Emergence via Phase Transitions: Mechanism Landscapes and Universal Convergence Across Complex Systems
Researchers propose the Hierarchical Emergence Framework (HEF), a mathematical model explaining why independently evolving complex systems converge toward similar structures despite different starting conditions. Testing on transformer networks shows reproducible phase transition signatures during grokking, with all models converging to identical accuracy levels regardless of initialization parameters.
The Hierarchical Emergence Framework addresses a fundamental puzzle in complexity science: why do disparate systems—from neural networks to biological evolution—independently rediscover similar solutions. This research bridges machine learning, physics, and information theory by modeling emergence as a phase transition governed by a critical energy threshold. The framework's predictive power emerges from thermodynamic constraints rather than explicit design, suggesting deep structural principles underlie convergence phenomena.
The empirical validation through grokking experiments provides compelling evidence for HEF's validity. Across 111 transformer training runs, 92% exhibited systematic weight norm peaks preceding generalization, while accuracy curves collapsed onto a universal curve matching Landau-Ginzburg physics predictions. Most strikingly, all grokked models converged to identical accuracy (0.9745±0.014) across diverse hyperparameter configurations, eliminating initialization dependence entirely. This reproducibility suggests phase transitions govern learning dynamics rather than random variation.
For the AI research community, HEF offers a falsifiable framework for understanding why neural networks display seemingly magical generalization phenomena. The connection between causal emergence and mechanism competition provides theoretical scaffolding for future complexity investigations. However, the framework's applicability remains limited to scenarios matching HEF's structural assumptions, and validation on non-arithmetic tasks remains pending.
The research strengthens theoretical foundations for deep learning rather than providing immediate practical applications. Future work should test whether HEF predictions hold across diverse architectures, datasets, and problem domains beyond modular arithmetic.
- →HEF models emergence as phase transitions constrained by thermodynamic laws, explaining convergence across independent complex systems.

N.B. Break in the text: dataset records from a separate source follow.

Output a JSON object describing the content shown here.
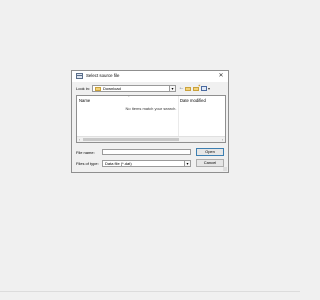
{
  "dialog": {
    "title": "Select source file",
    "close_glyph": "✕",
    "icon": "dialog-window-icon"
  },
  "toolbar": {
    "look_in_label": "Look in:",
    "look_in_value": "Download",
    "dropdown_glyph": "▾",
    "back_glyph": "←",
    "icons": [
      "back-icon",
      "up-folder-icon",
      "new-folder-icon",
      "view-menu-icon"
    ]
  },
  "filelist": {
    "columns": [
      "Name",
      "Date modified"
    ],
    "empty_message": "No items match your search.",
    "scroll_left_glyph": "‹",
    "scroll_right_glyph": "›"
  },
  "form": {
    "file_name_label": "File name:",
    "file_name_value": "",
    "file_type_label": "Files of type:",
    "file_type_value": "Data file (*.dat)"
  },
  "buttons": {
    "open": "Open",
    "cancel": "Cancel"
  }
}
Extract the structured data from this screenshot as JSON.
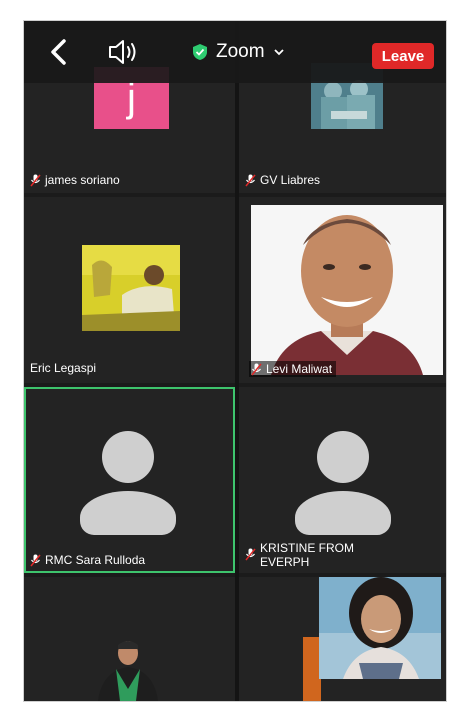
{
  "header": {
    "title": "Zoom",
    "leave_label": "Leave"
  },
  "tiles": [
    {
      "name": "james soriano",
      "initial": "j",
      "muted": true
    },
    {
      "name": "GV Liabres",
      "muted": true
    },
    {
      "name": "Eric Legaspi",
      "muted": false
    },
    {
      "name": "Levi Maliwat",
      "muted": true
    },
    {
      "name": "RMC Sara Rulloda",
      "muted": true
    },
    {
      "name": "KRISTINE FROM EVERPH",
      "muted": true
    }
  ],
  "colors": {
    "leave": "#e02828",
    "active_speaker_border": "#3ec46d",
    "initial_avatar": "#e8508a",
    "shield": "#2ecc71"
  },
  "icons": [
    "back-chevron-icon",
    "speaker-icon",
    "shield-check-icon",
    "chevron-down-icon",
    "muted-mic-icon",
    "person-placeholder-icon"
  ]
}
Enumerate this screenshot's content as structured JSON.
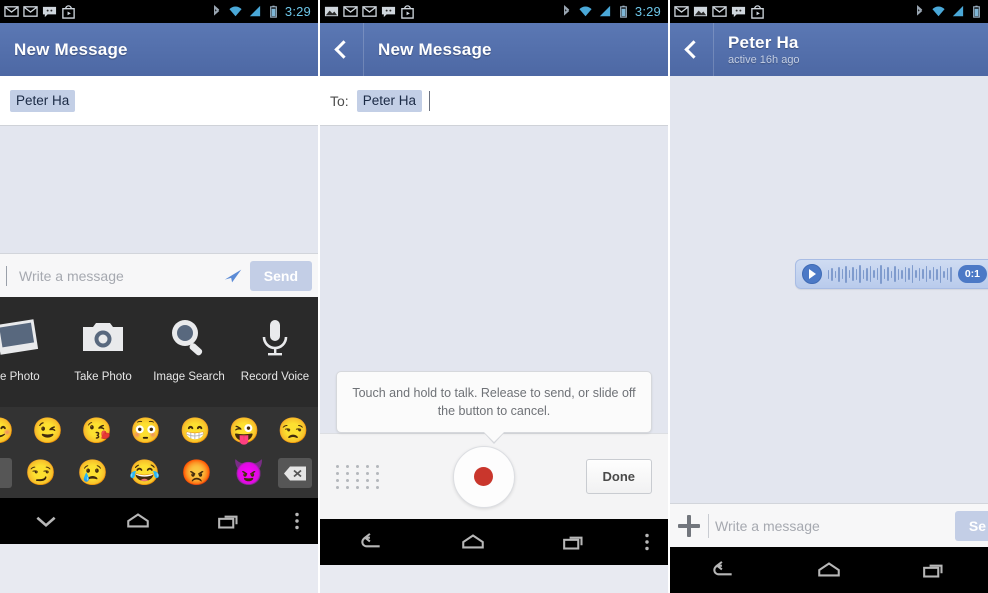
{
  "status_bar": {
    "time": "3:29",
    "left_icons_p1": [
      "gmail-icon",
      "gmail-icon",
      "messenger-icon",
      "play-store-icon"
    ],
    "left_icons_p2": [
      "photo-icon",
      "gmail-icon",
      "gmail-icon",
      "messenger-icon",
      "play-store-icon"
    ],
    "left_icons_p3": [
      "gmail-icon",
      "photo-icon",
      "gmail-icon",
      "messenger-icon",
      "play-store-icon"
    ],
    "right_icons": [
      "bluetooth-icon",
      "wifi-icon",
      "signal-icon",
      "battery-icon"
    ]
  },
  "panel1": {
    "appbar": {
      "title": "New Message"
    },
    "recipient": {
      "token": "Peter Ha"
    },
    "composer": {
      "placeholder": "Write a message",
      "value": "",
      "send_label": "Send"
    },
    "attachment_tray": [
      {
        "label": "se Photo",
        "icon": "photo-stack-icon"
      },
      {
        "label": "Take Photo",
        "icon": "camera-icon"
      },
      {
        "label": "Image Search",
        "icon": "magnifier-icon"
      },
      {
        "label": "Record Voice",
        "icon": "microphone-icon"
      }
    ],
    "emoji_keyboard": {
      "row1": [
        "😊",
        "😉",
        "😘",
        "😳",
        "😁",
        "😜",
        "😒"
      ],
      "row2": [
        "😏",
        "😢",
        "😂",
        "😡",
        "😈"
      ],
      "backspace_icon": "backspace-icon"
    },
    "navbar": [
      "hide-keyboard-icon",
      "home-icon",
      "recents-icon",
      "overflow-menu-icon"
    ]
  },
  "panel2": {
    "appbar": {
      "title": "New Message",
      "back_icon": "back-chevron-icon"
    },
    "recipient": {
      "label": "To:",
      "token": "Peter Ha"
    },
    "tooltip": "Touch and hold to talk. Release to send, or slide off the button to cancel.",
    "recorder": {
      "keyboard_toggle_icon": "dot-grid-icon",
      "record_icon": "record-button-icon",
      "done_label": "Done"
    },
    "navbar": [
      "back-icon",
      "home-icon",
      "recents-icon",
      "overflow-menu-icon"
    ]
  },
  "panel3": {
    "appbar": {
      "title": "Peter Ha",
      "subtitle": "active 16h ago",
      "back_icon": "back-chevron-icon"
    },
    "voice_message": {
      "play_icon": "play-icon",
      "duration": "0:1"
    },
    "composer": {
      "plus_icon": "plus-icon",
      "placeholder": "Write a message",
      "value": "",
      "send_label": "Se"
    },
    "navbar": [
      "back-icon",
      "home-icon",
      "recents-icon"
    ]
  },
  "colors": {
    "appbar_blue": "#5272ad",
    "thread_bg": "#e3e6ef",
    "tray_bg": "#2a2a2a",
    "keyboard_bg": "#333333",
    "send_disabled": "#c3cee6",
    "record_red": "#c9362c",
    "accent_blue": "#4c79c6",
    "clock_blue": "#6ec6e8"
  }
}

- →Weight norm peaks predicted 92% of grokking transitions, with accuracy curves matching universal Landau-Ginzburg physics signatures.

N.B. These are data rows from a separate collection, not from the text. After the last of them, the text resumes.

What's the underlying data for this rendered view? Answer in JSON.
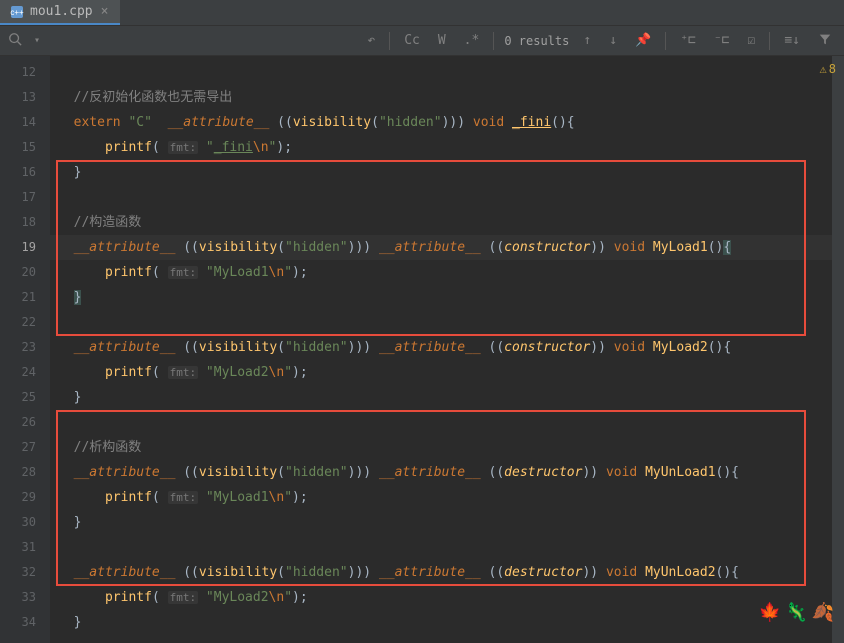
{
  "tab": {
    "filename": "mou1.cpp",
    "icon": "cpp-file-icon"
  },
  "search": {
    "results_text": "0 results"
  },
  "warning": {
    "count": "8"
  },
  "gutter": {
    "start": 12,
    "end": 34,
    "current": 19
  },
  "code": {
    "l12": "",
    "l13": {
      "comment": "//反初始化函数也无需导出"
    },
    "l14": {
      "extern": "extern",
      "c": "\"C\"",
      "attr": "__attribute__",
      "vis": "visibility",
      "hidden": "\"hidden\"",
      "void": "void",
      "fn": "_fini"
    },
    "l15": {
      "printf": "printf",
      "hint": "fmt:",
      "str1": "\"",
      "str2": "_fini",
      "esc": "\\n",
      "str3": "\""
    },
    "l16": "}",
    "l17": "",
    "l18": {
      "comment": "//构造函数"
    },
    "l19": {
      "attr": "__attribute__",
      "vis": "visibility",
      "hidden": "\"hidden\"",
      "ctor": "constructor",
      "void": "void",
      "fn": "MyLoad1"
    },
    "l20": {
      "printf": "printf",
      "hint": "fmt:",
      "str1": "\"MyLoad1",
      "esc": "\\n",
      "str3": "\""
    },
    "l21": "}",
    "l22": "",
    "l23": {
      "attr": "__attribute__",
      "vis": "visibility",
      "hidden": "\"hidden\"",
      "ctor": "constructor",
      "void": "void",
      "fn": "MyLoad2"
    },
    "l24": {
      "printf": "printf",
      "hint": "fmt:",
      "str1": "\"MyLoad2",
      "esc": "\\n",
      "str3": "\""
    },
    "l25": "}",
    "l26": "",
    "l27": {
      "comment": "//析构函数"
    },
    "l28": {
      "attr": "__attribute__",
      "vis": "visibility",
      "hidden": "\"hidden\"",
      "dtor": "destructor",
      "void": "void",
      "fn": "MyUnLoad1"
    },
    "l29": {
      "printf": "printf",
      "hint": "fmt:",
      "str1": "\"MyLoad1",
      "esc": "\\n",
      "str3": "\""
    },
    "l30": "}",
    "l31": "",
    "l32": {
      "attr": "__attribute__",
      "vis": "visibility",
      "hidden": "\"hidden\"",
      "dtor": "destructor",
      "void": "void",
      "fn": "MyUnLoad2"
    },
    "l33": {
      "printf": "printf",
      "hint": "fmt:",
      "str1": "\"MyLoad2",
      "esc": "\\n",
      "str3": "\""
    },
    "l34": "}"
  },
  "toolbar_labels": {
    "cc": "Cc",
    "w": "W",
    "regex": ".*"
  }
}
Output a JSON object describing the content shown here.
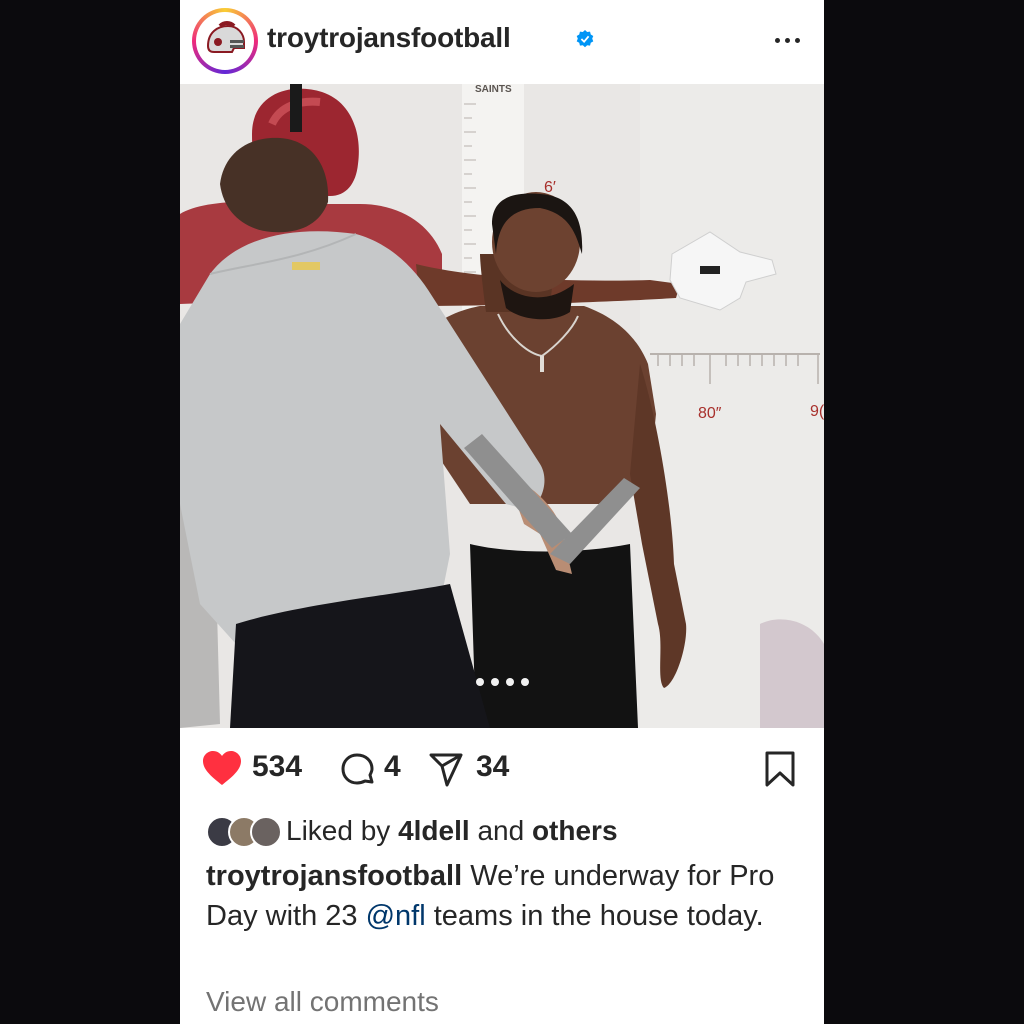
{
  "post": {
    "username": "troytrojansfootball",
    "verified": true,
    "carousel_total": 4,
    "carousel_active_index": 0,
    "image_text": {
      "chart_label": "SAINTS",
      "height_mark": "6′",
      "wingspan_80": "80″",
      "wingspan_90": "9("
    }
  },
  "actions": {
    "likes": "534",
    "comments": "4",
    "shares": "34"
  },
  "liked_by": {
    "prefix": "Liked by",
    "user": "4ldell",
    "joiner": "and",
    "others": "others"
  },
  "caption": {
    "username": "troytrojansfootball",
    "text_before": "We’re underway for Pro Day with 23",
    "mention": "@nfl",
    "text_after": "teams in the house today."
  },
  "view_all_comments": "View all comments",
  "icons": {
    "avatar": "trojan-helmet-icon",
    "verified": "verified-badge-icon",
    "more": "more-options-icon",
    "like": "heart-filled-icon",
    "comment": "comment-bubble-icon",
    "share": "paper-plane-icon",
    "save": "bookmark-icon"
  },
  "colors": {
    "like_red": "#ff3040",
    "verified_blue": "#0095f6",
    "text": "#262626",
    "muted": "#737373",
    "mention": "#00376b"
  }
}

- →All grokked transformer models converged to identical accuracy (0.9745±0.014) regardless of initialization or hyperparameters, eliminating initialization dependence.
- →Framework connects causal emergence to mechanism competition entropy, providing theoretical links between information theory and convergence phenomena.
- →Authors present HEF as a falsifiable mathematical scaffold rather than universal theory, enabling critical testing across complex systems.